Recently we went to a talk by the famous Buddhist monk, Ajahn Brahma. In the middle of the talk, quite unexpectedly AB said, "You know. You should never go for promises. You should always look at the past performance." Still I can't understand why he suddenly said that. (May be he could read my mind as I was very disturbed that day, after reading Sri Lankan News. How Yahapalana bigwigs like MS, RW and CBK were uttering blatant lies without an iota of shame.)
The name Viyathmaga means the way of the Viyathuns. If the meaning of "Viyatha" is "the educated" then the name Viyathmaga is not appropriate. There are many so called educated people but they are vicious, dubious and selfish to the core. Parajitha, Champaka, Ravi, Nirmal, Wijesooriya, Jehan Perera, Amunugama etc are good examples.

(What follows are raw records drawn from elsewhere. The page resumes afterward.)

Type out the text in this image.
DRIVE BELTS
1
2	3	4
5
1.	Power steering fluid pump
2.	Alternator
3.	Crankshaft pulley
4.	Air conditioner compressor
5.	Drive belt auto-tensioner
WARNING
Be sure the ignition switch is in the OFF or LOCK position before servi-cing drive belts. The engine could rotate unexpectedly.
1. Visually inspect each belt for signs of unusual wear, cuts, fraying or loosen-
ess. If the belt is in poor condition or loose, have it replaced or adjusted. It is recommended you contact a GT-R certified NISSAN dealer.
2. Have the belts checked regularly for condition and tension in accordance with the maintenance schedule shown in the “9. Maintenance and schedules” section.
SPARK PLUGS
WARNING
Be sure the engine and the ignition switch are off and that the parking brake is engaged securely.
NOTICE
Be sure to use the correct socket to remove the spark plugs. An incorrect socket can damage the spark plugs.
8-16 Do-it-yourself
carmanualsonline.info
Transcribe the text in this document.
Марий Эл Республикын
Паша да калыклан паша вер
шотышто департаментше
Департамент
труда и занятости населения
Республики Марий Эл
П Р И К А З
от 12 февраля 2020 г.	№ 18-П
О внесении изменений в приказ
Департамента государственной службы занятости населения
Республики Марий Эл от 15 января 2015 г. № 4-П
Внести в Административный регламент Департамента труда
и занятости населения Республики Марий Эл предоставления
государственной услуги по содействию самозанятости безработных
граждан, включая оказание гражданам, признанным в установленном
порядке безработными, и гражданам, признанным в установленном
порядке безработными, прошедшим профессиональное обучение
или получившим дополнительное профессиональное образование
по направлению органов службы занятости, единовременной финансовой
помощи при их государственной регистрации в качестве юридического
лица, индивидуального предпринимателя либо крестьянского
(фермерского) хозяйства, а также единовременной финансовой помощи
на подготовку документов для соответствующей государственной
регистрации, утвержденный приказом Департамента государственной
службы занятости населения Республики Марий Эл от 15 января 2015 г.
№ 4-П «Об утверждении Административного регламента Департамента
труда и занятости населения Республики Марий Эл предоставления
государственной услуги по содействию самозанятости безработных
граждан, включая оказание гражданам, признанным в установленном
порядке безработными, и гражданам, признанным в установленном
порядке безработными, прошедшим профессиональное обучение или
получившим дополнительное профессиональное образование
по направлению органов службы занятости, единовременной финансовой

If Gota can rename his group to read as "the performers" instead of "the educated" it will be more appropriate. Without any doubt Gota is a big performer whether as a defence secretary or as a town planner/ administrator. He didn't complain about the past. He did what he had to do and got the results. His gang too is the same. They all have walked the talk.

Dinesh Perera said...

I just read your article Elections: the Yahapalanists’ true fear. It is a poor attempt at political analysis. I will concede that the government may not want to contest an election at this moment in time. Following politically difficult decisions like the fuel pricing formula and recent defections of the government it is not an ideal time to contest elections. This is great because they don’t have to. It is like they thought about when to push through unpopular reform and timed it to do the least political harm. You are only accommodated in the paper due to your exaggerated, partisan, and sensationalist manner.